We hit the big time, finally, 50 years ago. We were finally a major league sports market. But, boy, it was not easy. We scrambled to get the new hockey arena ready for the new hockey team, and pro basketball returned, left, returned and left again, not to be seen for another 20 years. And if that chaos wasn't enough, the Twins flamed out at the finish of one of baseball's all-time great pennant races, while our football teams endured both the birth of a legend and the end of a legendary run. Chaos, yes, that's a good word to describe 1967. Patrick Reusse remembers it all.

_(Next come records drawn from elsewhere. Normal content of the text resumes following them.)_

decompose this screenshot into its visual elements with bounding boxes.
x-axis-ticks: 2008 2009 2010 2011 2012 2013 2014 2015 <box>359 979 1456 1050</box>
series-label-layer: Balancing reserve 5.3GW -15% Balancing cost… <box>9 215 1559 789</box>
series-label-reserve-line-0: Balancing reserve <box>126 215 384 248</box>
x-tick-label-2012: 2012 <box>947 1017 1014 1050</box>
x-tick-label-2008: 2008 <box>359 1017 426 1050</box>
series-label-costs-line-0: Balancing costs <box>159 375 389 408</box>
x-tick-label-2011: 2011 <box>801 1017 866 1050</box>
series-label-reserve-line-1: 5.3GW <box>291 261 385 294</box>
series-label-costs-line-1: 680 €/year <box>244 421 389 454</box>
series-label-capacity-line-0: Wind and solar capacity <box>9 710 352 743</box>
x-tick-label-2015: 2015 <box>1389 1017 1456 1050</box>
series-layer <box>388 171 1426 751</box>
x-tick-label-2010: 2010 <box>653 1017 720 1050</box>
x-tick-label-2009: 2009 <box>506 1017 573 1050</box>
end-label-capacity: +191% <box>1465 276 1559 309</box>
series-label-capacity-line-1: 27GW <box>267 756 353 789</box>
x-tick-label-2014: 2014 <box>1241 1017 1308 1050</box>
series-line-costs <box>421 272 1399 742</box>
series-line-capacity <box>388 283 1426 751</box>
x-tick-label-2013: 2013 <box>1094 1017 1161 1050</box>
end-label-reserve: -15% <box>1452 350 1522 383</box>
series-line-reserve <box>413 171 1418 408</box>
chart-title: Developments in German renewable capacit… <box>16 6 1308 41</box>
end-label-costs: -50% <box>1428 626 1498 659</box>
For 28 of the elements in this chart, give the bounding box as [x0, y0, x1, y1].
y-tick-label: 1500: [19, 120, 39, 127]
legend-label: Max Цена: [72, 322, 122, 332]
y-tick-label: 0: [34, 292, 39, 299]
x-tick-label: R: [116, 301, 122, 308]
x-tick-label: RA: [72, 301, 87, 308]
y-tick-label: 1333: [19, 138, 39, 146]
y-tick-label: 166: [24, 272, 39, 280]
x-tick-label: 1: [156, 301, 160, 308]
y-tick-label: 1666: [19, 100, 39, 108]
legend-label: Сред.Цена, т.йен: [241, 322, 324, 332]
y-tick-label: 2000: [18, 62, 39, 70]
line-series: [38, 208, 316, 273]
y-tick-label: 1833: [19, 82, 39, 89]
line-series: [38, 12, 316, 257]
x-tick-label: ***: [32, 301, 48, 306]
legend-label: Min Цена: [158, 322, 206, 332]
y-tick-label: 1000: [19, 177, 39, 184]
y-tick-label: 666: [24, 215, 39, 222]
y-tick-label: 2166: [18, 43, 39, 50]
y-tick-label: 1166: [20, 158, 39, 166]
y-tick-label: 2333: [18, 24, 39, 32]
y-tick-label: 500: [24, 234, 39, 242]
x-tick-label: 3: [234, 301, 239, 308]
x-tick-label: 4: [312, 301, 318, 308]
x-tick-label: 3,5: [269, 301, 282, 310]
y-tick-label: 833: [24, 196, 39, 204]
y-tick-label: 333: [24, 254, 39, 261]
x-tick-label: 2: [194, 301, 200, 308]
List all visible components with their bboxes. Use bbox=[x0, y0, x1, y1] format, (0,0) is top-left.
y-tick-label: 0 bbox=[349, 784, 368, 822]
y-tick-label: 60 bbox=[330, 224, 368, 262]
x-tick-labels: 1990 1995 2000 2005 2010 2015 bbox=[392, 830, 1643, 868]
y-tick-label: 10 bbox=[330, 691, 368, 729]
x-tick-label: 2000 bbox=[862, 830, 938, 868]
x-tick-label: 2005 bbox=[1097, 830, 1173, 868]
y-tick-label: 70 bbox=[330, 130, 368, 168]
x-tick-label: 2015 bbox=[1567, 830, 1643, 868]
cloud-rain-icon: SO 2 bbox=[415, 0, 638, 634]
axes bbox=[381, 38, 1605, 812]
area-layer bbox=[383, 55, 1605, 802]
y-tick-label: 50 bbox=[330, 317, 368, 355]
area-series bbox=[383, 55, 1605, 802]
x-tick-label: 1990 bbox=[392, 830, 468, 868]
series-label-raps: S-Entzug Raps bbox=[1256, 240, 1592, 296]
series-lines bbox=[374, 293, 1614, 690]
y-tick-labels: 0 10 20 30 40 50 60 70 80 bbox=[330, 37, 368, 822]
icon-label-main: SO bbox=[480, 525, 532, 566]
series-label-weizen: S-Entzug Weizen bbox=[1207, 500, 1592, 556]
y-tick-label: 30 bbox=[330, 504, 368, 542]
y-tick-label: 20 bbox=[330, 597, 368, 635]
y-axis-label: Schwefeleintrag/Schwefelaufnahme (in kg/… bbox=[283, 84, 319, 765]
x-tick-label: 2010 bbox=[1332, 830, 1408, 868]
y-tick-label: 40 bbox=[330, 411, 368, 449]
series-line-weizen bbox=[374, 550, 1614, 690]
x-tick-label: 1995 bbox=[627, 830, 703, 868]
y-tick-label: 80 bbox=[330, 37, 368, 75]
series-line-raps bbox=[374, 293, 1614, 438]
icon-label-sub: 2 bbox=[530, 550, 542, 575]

1967 TWINS FELL SHORT OF A PENNANT AT THE WIRE
The 2017 Twins are involved in a chaotic competition of flawed, feisty teams to claim the American League's second wild card and earn a chance to play in a single-elimination game on the road.
The standards were higher and the stakes much greater when the 1967 Twins engaged in an ever-changing duel among four of the AL's 10 teams. The winner would advance to the World Series to play St. Louis, the runaway leader in the National League.
The media label for this pursuit came easily: "The Great Race" was a popular movie in 1965, and now there was a Great Race that would bring disappointment in Minnesota, Detroit and the South Side of Chicago, and invigorate a Boston baseball scene so moribund that there had been veiled threats the Red Sox might join the Braves (1953 to Milwaukee) in leaving town.
The Twins had stumbled at the start of 1967. The crowds had turned painfully small and owner Calvin Griffith was in a bad mood.
On June 8, bullpen stopper Al Worthington gave up four runs in the ninth and the Twins lost 7-5 to Cleveland. This put the Twins at 25-25 and in sixth place.
Griffith fired Sam Mele the next day after six-plus years as manager and brought in Cal Ermer, his manager at Class AAA Denver. Calvin said he was reacting to Twins fans' wishes, claiming he had received "400 letters" urging Mele's firing.